Сидевшая наискосок от меня барышня, худенькая, остренькая, нервная, быстро обернулась, взглянула на меня, на надпись, потом снова на меня. Словно хотела что-то сказать.
— Это кто? — спросила я у соседа.
— Это Е., фрейлина. Дочь того Е. Знаете? — назвал очень известное в то время имя.
— Знаю.
После обеда барышня подсела ко мне. Я почувствовала, что ей очень хочется поговорить со мной, и захотелось именно тогда, когда я прочла вслух надпись. Но лепетала она что-то о литературе, рассеянно и бестолково, и ясно было, что не знает, как перейти на то, что ее интересует.
Я решила ей помочь.
— Видели вы надпись на камине? Правда, забавно? У Брянчаниновых тоже такая.
Она сразу оживилась.
— Да, да. Я только не понимаю смысла. Почему нельзя говорить?
— Вероятно, слишком много говорят и всем уже надоело…
— Надоело? — даже как бы испугалась она. — Как — надоело? Неужели вы думаете, что эта тема неинтересна? Что Распутин неинтересен?
— А вам приходилось его встречать? — спросила я.
— Кого — его? Распутина?
И вдруг вся задвигалась, забеспокоилась, задохнулась, и на худеньких бледных щеках ее выступили красные пятна.
— Распутина? Да… очень мало… редко. Он хочет непременно со мной познакомиться. Говорят, что это очень, очень интересно. Вы знаете, когда он смотрит пристально, я всегда чувствую страшное сердцебиение… Это удивительно. Я встречала его раза три у знакомых. В последний раз он вдруг подошел ко мне близко-близко и сказал: «Ты чего же, ты приходи ко мне, щупленькая, слышишь?» Я ужасно растерялась, ответила, что не знаю, что не могу… А он тогда положил мне руку на плечо и сказал: «Непременно приходи. Слышишь? Придешь!» И так властно, так сильно сказал «придешь», точно это уже кем-то решено и ему открыто.
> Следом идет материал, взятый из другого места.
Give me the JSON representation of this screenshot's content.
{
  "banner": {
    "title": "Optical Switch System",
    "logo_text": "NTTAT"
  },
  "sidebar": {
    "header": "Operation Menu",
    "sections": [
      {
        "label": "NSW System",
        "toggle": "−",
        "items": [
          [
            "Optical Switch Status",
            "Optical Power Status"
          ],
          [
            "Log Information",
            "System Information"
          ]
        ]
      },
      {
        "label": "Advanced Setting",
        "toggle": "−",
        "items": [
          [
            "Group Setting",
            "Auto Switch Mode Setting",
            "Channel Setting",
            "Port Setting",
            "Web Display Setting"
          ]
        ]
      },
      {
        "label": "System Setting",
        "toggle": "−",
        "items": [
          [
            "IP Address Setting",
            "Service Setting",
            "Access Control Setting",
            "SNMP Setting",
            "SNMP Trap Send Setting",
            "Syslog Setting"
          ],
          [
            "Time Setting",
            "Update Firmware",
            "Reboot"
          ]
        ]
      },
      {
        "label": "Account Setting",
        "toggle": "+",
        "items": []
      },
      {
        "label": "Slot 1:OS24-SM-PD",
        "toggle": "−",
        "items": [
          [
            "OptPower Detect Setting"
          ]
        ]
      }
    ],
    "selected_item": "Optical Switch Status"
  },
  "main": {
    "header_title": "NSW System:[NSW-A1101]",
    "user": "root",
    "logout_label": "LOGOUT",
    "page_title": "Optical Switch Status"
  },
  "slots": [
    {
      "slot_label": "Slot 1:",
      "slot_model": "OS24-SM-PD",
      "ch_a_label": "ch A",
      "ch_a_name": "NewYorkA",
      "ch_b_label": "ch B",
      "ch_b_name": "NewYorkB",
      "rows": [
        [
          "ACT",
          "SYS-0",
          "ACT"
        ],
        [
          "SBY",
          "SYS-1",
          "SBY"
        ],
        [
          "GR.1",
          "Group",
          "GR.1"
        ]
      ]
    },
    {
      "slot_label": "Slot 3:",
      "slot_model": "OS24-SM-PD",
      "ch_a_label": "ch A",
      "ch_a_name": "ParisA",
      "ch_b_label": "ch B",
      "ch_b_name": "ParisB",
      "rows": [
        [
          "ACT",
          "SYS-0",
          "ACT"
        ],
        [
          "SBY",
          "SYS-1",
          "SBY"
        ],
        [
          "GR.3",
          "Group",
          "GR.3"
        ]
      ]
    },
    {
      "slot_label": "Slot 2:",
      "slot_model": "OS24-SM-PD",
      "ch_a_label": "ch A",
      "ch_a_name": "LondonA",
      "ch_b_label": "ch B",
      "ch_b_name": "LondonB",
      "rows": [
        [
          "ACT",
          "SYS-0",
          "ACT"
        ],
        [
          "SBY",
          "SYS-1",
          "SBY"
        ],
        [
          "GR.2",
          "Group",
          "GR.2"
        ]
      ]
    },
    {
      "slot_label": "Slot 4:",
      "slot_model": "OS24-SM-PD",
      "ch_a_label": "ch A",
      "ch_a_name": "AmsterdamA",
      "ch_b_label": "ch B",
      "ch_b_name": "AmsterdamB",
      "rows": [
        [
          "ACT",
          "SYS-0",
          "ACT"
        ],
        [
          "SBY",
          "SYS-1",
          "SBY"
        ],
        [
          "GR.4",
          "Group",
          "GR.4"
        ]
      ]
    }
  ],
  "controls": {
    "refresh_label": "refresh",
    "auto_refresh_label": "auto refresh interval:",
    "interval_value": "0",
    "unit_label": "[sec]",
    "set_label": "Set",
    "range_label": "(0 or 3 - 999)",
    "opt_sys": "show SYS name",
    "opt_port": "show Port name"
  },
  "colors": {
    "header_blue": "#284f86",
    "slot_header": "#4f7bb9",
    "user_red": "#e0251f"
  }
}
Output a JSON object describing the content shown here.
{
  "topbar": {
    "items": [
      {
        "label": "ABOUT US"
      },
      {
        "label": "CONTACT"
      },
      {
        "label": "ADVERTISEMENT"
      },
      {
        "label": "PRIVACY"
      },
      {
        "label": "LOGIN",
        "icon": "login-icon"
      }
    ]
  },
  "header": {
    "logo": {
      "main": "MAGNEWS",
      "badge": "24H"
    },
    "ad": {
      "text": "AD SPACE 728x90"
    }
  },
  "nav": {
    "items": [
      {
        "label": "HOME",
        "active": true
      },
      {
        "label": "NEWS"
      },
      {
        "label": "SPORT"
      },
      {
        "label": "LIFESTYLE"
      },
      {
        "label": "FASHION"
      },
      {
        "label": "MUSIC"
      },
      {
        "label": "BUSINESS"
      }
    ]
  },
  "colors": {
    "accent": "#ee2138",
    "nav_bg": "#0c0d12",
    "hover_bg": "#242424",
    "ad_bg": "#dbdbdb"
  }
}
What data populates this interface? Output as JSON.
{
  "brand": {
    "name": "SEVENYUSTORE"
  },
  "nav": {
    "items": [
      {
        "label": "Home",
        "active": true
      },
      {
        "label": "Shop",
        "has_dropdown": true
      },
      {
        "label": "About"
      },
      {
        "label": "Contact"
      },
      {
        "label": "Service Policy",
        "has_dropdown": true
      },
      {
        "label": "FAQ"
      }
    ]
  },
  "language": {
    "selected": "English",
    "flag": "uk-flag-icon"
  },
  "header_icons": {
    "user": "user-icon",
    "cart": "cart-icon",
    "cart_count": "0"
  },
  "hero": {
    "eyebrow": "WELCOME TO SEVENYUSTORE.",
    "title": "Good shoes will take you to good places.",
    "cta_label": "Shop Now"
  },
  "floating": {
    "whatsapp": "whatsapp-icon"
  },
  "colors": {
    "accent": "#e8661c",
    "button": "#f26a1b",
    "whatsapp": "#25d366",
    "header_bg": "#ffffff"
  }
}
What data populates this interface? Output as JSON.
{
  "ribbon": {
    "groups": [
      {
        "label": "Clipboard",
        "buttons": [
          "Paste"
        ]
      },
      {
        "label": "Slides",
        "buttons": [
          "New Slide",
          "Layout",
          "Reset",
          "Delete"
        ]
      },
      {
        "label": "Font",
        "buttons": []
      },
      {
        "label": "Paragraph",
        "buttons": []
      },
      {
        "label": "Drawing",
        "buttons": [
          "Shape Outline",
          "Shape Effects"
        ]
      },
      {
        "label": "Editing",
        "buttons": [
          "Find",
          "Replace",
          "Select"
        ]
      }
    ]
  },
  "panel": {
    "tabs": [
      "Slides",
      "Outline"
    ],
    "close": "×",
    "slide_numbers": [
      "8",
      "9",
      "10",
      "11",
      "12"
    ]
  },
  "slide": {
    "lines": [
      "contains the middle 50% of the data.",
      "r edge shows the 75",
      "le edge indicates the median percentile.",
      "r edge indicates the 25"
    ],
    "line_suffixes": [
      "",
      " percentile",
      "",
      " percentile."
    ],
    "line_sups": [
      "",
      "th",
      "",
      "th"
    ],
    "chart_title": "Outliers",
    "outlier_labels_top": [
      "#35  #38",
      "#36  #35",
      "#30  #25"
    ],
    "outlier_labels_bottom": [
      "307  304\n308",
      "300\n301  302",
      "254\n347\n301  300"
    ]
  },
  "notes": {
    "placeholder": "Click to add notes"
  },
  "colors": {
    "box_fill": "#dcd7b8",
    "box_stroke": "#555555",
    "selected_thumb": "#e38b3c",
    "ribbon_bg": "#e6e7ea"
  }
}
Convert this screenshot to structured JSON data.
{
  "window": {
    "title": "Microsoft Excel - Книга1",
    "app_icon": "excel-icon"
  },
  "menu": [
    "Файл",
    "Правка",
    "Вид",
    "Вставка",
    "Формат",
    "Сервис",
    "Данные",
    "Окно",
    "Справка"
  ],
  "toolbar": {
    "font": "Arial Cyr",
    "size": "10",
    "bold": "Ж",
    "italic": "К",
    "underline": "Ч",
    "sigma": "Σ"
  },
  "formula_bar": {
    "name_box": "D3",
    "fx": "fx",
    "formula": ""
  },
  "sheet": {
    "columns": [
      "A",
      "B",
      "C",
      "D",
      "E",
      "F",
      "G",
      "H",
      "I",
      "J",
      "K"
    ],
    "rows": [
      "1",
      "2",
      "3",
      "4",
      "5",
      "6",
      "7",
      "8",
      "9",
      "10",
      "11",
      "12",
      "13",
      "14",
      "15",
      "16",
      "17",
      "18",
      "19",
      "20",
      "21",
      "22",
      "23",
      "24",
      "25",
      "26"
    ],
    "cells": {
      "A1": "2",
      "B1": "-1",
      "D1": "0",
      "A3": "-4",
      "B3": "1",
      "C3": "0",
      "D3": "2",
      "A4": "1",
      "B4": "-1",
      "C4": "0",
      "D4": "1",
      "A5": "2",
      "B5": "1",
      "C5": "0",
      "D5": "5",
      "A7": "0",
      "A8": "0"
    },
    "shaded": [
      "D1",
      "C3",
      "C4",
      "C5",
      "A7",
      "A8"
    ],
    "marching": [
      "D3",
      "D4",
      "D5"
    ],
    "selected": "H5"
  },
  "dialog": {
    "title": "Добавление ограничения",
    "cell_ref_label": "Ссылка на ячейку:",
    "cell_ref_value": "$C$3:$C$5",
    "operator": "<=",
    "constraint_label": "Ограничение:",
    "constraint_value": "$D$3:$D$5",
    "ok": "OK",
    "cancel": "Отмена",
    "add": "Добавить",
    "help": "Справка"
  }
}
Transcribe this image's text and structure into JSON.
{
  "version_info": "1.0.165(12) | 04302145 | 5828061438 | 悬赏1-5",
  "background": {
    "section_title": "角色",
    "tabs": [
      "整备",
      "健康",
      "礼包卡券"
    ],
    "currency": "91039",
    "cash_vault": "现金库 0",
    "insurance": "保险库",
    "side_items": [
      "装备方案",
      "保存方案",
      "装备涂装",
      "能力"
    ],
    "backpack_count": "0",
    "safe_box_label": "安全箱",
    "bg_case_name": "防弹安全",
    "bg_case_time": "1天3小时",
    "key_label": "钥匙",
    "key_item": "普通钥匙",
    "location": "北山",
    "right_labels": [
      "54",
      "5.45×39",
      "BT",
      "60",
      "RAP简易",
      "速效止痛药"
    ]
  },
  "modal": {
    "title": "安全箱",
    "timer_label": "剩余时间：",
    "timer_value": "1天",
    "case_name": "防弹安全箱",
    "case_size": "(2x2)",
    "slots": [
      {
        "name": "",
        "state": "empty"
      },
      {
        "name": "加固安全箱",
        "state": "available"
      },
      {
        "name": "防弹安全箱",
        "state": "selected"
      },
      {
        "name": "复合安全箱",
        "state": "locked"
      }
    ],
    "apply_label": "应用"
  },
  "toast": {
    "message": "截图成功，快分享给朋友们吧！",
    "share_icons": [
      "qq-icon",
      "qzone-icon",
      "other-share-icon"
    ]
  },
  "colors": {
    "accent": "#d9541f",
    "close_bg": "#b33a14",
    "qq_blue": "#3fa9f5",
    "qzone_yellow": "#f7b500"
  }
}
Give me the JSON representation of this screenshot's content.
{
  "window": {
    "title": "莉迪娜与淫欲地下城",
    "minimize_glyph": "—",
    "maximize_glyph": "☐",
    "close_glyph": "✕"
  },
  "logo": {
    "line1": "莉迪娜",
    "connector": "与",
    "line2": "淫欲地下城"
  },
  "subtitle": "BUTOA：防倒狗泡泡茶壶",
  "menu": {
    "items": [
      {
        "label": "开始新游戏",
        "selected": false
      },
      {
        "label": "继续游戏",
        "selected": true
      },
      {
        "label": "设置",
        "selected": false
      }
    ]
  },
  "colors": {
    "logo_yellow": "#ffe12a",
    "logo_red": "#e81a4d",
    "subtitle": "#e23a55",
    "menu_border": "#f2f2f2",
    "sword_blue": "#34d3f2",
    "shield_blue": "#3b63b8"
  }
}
Понимаете? Как будто судьба моя ему открыта. Он видит ее и знает. Вы, конечно, понимаете, что я ведь ни за что к нему не пойду, но эта дама, у которой я его встречала, говорит, что пойти надо, что у него бывает много дам нашего круга, что в этом нет ничего предосудительного. Да, но… я… я не пойду.
Это «не пойду» она как-то взвизгнула. Вообще вид у нее стал такой, будто она сейчас истерически закричит и заплачет.
Что за история! Барышня тихая, серенькая, худенькая, лет ей на вид не меньше тридцати пяти. И вдруг так неприлично теряет всякое самообладание при одном имени Распутина, того мужика в розовой ситцевой рубашке, который заставлял «Аннушку» искать «ситечко»…
К нам подошла хозяйка дома, и Е., не отвечая на ее вопрос, вероятно, даже не слыша его, пошла угловатой, дергающейся походкой к зеркалу пудрить лицо.
3
Весь следующий день не могла отделаться от впечатления, которое произвела на меня эта дергающаяся кликуша-фрейлина.
Стало беспокойно и противно.
Чувствовала моральную тошноту от; всей этой истерической атмосферы, окружавшей имя Распутина.
Понимала, что много, конечно, плетется о нем обывательского, глупого вранья, но чувствовалось, что был все-таки какой-то живой, невыдуманный источник, беспокойный и жуткий, который и питал все эти легенды.
Днем снова звонил Измайлов, подтвердил приглашение, обещал, что Распутин будет непременно, и просил от имени Розанова принарядиться «пошикарнее», чтобы Распутин отнюдь писательницы во мне не заподозрил, а думал бы, что с ним беседует просто «барынька».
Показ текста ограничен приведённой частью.